SaaS = Cloud, Or Does It?
At a former employer, non-technical staff sometimes referred to one of our system applications as the “cloud.” That wasn’t right, but it was software running on a server they couldn’t see and accessed through a web browser. For most non-technical people, that’s close enough.
This sort of compromised understanding helps close the communication gap between the technical and non-technical. Better to keep a product development meeting moving forward than quibble about terminology. Over time, however, the cloud became ubiquitous. It got so bad that every computer that had an Internet connection was somehow part of the cloud.
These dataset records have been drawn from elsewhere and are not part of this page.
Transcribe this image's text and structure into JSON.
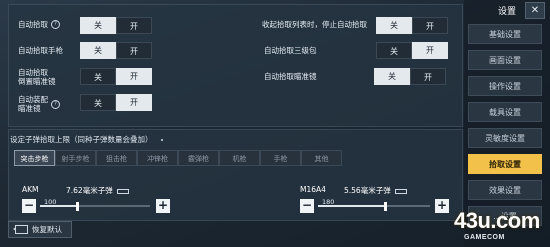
{
  "sidebar": {
    "title": "设置",
    "close_icon": "close-icon",
    "items": [
      {
        "label": "基础设置",
        "active": false
      },
      {
        "label": "画面设置",
        "active": false
      },
      {
        "label": "操作设置",
        "active": false
      },
      {
        "label": "载具设置",
        "active": false
      },
      {
        "label": "灵敏度设置",
        "active": false
      },
      {
        "label": "拾取设置",
        "active": true
      },
      {
        "label": "效果设置",
        "active": false
      },
      {
        "label": "...设置",
        "active": false
      }
    ],
    "accent_color": "#f2c14a"
  },
  "pickup_toggles": [
    {
      "label": "自动拾取",
      "has_help": true,
      "off_label": "关",
      "on_label": "开",
      "state": "off"
    },
    {
      "label": "收起拾取列表时，停止自动拾取",
      "has_help": false,
      "off_label": "关",
      "on_label": "开",
      "state": "off"
    },
    {
      "label": "自动拾取手枪",
      "has_help": false,
      "off_label": "关",
      "on_label": "开",
      "state": "off"
    },
    {
      "label": "自动拾取三级包",
      "has_help": false,
      "off_label": "关",
      "on_label": "开",
      "state": "on"
    },
    {
      "label": "自动拾取\n倒置瞄准镜",
      "has_help": false,
      "off_label": "关",
      "on_label": "开",
      "state": "on"
    },
    {
      "label": "自动拾取瞄准镜",
      "has_help": false,
      "off_label": "关",
      "on_label": "开",
      "state": "off"
    },
    {
      "label": "自动装配\n瞄准镜",
      "has_help": true,
      "off_label": "关",
      "on_label": "开",
      "state": "on"
    }
  ],
  "ammo_limit": {
    "title": "设定子弹拾取上限（同种子弹数量会叠加）",
    "tabs": [
      "突击步枪",
      "射手步枪",
      "狙击枪",
      "冲锋枪",
      "霰弹枪",
      "机枪",
      "手枪",
      "其他"
    ],
    "active_tab": 0,
    "weapons": [
      {
        "name": "AKM",
        "ammo": "7.62毫米子弹",
        "value": 100,
        "max": 300,
        "minus": "−",
        "plus": "+"
      },
      {
        "name": "M16A4",
        "ammo": "5.56毫米子弹",
        "value": 180,
        "max": 300,
        "minus": "−",
        "plus": "+"
      }
    ]
  },
  "restore_button": {
    "label": "恢复默认",
    "icon": "back-icon"
  },
  "watermark": {
    "main": "43u.com",
    "sub": "GAMECOM"
  }
}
And when a lot of people agree on something, it’s exceedingly difficult to tell them they’re wrong!
The NIST Definition
The official definition comes from NIST (National Institute of Standards and Technology):
“… a model for enabling convenient, on-demand network access to a shared pool of configurable computing resources (eg., networks, servers, storage, applications, and services) that can be rapidly provisioned and released with minimal management effort or service provider interaction.”
NIST goes on to describe the five characteristics of a cloud computing model, paraphrased below:
- On-demand self-service. Computing resources such as server time and network storage are obtained as needed without requiring human interaction with the service provider.
- Broad network access. Resources are available over the network and accessed through standard mechanisms (e.g., mobile phones, tablets, laptops, and workstations).
- Resource pooling. Resources are pooled to serve multiple consumers, with different physical and virtual resources dynamically assigned and reassigned according to demand.
- Rapid elasticity. Resources are elastically provisioned and released, sometimes automatically, to scale rapidly up and down with demand.
- Measured service. Systems use metering to automatically optimize resource use (e.g., storage, processing, bandwidth, and active user accounts).
Cloud computing is delivered via three service models: SaaS, PaaS and IaaS. Most of the confusion stems from misunderstandings of these service models. A SaaS application isn’t necessarily a cloud application. The term “Software as a Service” actually predates cloud computing and many SaaS applications do not have all of the characteristics listed above. I think these service models are easier to grasp when you see examples of each:
For the record, the NIST definition also discusses deployment models. Since deployment models describe how cloud computing is delivered and not what it is, I’ve chosen not to cover them in this post.
When SaaS <> Cloud
The loyalty management system used by one of my former employers is more accurately described as a SaaS application. I wouldn’t go quite so far as to call it a cloud application because it doesn’t have the pooling, elasticity and measured service characteristics.
It’s an important distinction from a corporate governance perspective. Shareholders, assuming they know the difference, would much rather hear “cloud” than “SaaS” because it says a lot about the system’s level and speed of scalability. I don’t mean to imply that SaaS is somehow not scalable. It is, but it doesn’t happen as seamlessly. Furthermore, the time and money required to make the transition is significant.